Yes, she was definitely available. As he stretched out in bed later that night, having dismissed his valet and extinguished the candles, his loins ached in pleasurable anticipation.
He wondered if the late Mr. Winters had been a good teacher of bedroom skills. But no matter. He would just as soon teach her himself.
3
SHE had just walked back the three miles from the small cottage elderly Mr. Clarkwell occupied with his son and daughter-in-law. She had been reading to him as she tried to do at least once a week. He could no longer get about without the aid of two canes, and sitting indoors or even in the doorway all day made him peevish, his daughter-in-law claimed.
Catherine scratched an ecstatic Toby’s stomach, first with the toe of her shoe and then with her hand.
“Foolish dog,” she said, catching him by the jaw and shaking his head from side to side. “Anyone would think I had been gone for a month.” She laughed at his furiously wagging tail.
It was a chilly day despite the sunshine. She poked at the embers of the fire in the kitchen grate and succeeded in coaxing it back to life. She put on more wood and then filled the kettle and set it to boil for tea.
It always felt good to come back home and close the door behind her and know that she did not have to go anywhere for the rest of the day. She thought about last evening and smiled to herself. Such evenings were pleasant and she had found the company congenial despite several moments of embarrassment. But she did not crave them as a general way of life.
Not any longer.
But it seemed the rest of the day was not to be all her own after all. There was a sharp rap on the door. She hurried to answer it, sighing inwardly while Toby went wild with barking. It was
a groom from Bodley.
“Mrs. Adams is coming to call on you, ma’am,” he said.
Mrs. Adams never called upon those she considered beneath her socially. What she did do was summon a person to the garden gate, regardless of the weather or of what that person might have been busy at inside the house. And there she would speak for a few minutes until she chose to signal her coachman to drive on.
Catherine sighed again and closed the door on an indignant Toby before walking down the path to the gate. It was not the carriage approaching this time, though, she saw immediately, but a group of riders—Mr. and Mrs. Adams, Miss Hudson, Miss Lipton, Lady Baird, Lord Pelham, Mr. Arthur Lipton, and Viscount Rawleigh. They all stopped and there was a chorus of greetings.

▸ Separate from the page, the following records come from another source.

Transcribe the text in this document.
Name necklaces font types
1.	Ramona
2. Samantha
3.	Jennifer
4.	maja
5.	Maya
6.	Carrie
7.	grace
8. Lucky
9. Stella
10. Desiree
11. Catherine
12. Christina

“How do you do, Mrs. Winters?” Mr. Adams said with a cheerful grin. “Clarissa decided that she must call you outside in case you missed and failed to admire such a splendid cavalcade of horses and their riders passing by.”
Mrs. Adams ignored him. She inclined her head regally. It was a head covered by a very fetching blue riding hat with a feather that curled attractively beneath her chin. She wore a matching blue riding habit. It was new, Catherine believed. And expensive.
“Good day, Mrs. Winters,” she said. “I trust you did not take a chill from riding home in the vicar’s dogcart last evening? It is a pity you do not keep a carriage, but I do not suppose you would have much need for one.”
“Indeed not, ma’am,” Catherine agreed, entertaining herself with a mental image of a carriage house in her back garden—twice as large as her cottage. “And it was a very pleasant evening for a drive, provided one was dressed appropriately.”